Crude oil prices fell by nearly 7% on Tuesday as fears of a recession mount—a scenario that could put a dent in oil demand. 

The plummeting price action comes as Saudi Arabia announced a price hike for all its crude grades in August to its prized market, Asia. Saudi Arabia’s price hike comes mostly as expected by the market on strong refining margins and expectations of strong demand.

But while Saudi Arabia lifted the August price for its flagship crude grade to Asia, Arab Light, by $2.80 per barrel, the price of Brent and WTI crude fell sharply. Saudi Arabia sets the pricing trend for most of the Middle Eastern oil exporters and is typically seen as a bellwether for the state of the oil market. 

The price of WTI crude oil slipped $9.01 per barrel by 12:37 pm ET below $100 per barrel to $99.42 (-8.31%), while Brent crude sank $10.41 per barrel to $103.10 (-9.17%). 

Also on Tuesday, a Citi report suggested that oil prices could fall to as low as $65 per barrel by the end of this year and as low as $45 by the end of next year if the world enters a recession and demand tanks. 

According to Citi, oil demand goes negative “only in the worst global recessions, but oil prices fall in all recessions to roughly the marginal cost.”

In the same report, however, Citi said that it did not expect the U.S. economy to fall into a recession. 

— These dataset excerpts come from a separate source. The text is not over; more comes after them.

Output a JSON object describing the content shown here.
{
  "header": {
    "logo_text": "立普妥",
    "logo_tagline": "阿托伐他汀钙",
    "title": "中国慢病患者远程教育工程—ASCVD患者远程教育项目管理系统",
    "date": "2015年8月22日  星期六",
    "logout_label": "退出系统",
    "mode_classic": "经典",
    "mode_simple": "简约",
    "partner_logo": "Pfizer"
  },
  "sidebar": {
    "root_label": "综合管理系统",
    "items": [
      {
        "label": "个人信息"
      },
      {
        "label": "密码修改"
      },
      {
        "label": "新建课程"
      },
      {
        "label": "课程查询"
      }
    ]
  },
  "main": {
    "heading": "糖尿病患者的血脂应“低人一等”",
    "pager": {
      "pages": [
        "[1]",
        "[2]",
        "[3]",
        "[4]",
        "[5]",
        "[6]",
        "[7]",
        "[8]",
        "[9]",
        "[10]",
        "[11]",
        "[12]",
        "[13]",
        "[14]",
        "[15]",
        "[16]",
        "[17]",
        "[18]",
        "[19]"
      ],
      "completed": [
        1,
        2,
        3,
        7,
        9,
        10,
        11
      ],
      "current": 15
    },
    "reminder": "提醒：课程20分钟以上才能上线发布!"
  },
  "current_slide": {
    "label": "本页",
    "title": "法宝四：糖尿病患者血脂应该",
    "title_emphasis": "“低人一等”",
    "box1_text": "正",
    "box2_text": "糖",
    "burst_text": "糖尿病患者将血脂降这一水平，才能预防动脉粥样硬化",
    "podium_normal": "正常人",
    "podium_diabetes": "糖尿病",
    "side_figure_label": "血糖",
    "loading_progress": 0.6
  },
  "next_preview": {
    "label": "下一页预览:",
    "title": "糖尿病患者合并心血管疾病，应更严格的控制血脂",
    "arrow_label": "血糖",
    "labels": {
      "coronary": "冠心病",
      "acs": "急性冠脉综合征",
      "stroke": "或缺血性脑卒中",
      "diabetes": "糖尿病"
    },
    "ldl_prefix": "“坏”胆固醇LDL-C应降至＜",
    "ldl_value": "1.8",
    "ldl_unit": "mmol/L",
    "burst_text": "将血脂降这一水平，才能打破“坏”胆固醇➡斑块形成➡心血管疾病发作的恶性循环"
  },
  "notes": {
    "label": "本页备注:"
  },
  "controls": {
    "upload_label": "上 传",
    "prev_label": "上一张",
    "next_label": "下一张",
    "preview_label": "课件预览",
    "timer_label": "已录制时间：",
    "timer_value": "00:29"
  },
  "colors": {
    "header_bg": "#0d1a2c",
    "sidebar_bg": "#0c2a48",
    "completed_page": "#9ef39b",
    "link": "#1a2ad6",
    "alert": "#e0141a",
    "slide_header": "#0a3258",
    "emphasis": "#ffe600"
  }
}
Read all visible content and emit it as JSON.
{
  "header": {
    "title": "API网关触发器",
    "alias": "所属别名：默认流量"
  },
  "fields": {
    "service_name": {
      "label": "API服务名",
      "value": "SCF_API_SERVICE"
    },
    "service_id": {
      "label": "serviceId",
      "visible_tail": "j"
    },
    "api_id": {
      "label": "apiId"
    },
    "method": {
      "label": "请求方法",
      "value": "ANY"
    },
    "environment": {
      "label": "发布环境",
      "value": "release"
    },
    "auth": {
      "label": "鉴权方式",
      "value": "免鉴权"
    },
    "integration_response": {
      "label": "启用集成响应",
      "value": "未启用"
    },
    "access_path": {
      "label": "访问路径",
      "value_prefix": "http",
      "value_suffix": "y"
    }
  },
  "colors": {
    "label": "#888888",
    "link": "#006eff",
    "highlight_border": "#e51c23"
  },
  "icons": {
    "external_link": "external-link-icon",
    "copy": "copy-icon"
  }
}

On the complete opposite end of the spectrum, Russia’s former president Dmitry Medvedev suggested that capping the price of Russian oil at half its current level could cause oil prices to skyrocket above $400 per barrel.  

JP Morgan warned this weekend that oil could reach $380 per barrel in a worst case scenario if Russia starts cutting crude oil production in retaliation for the sanctions.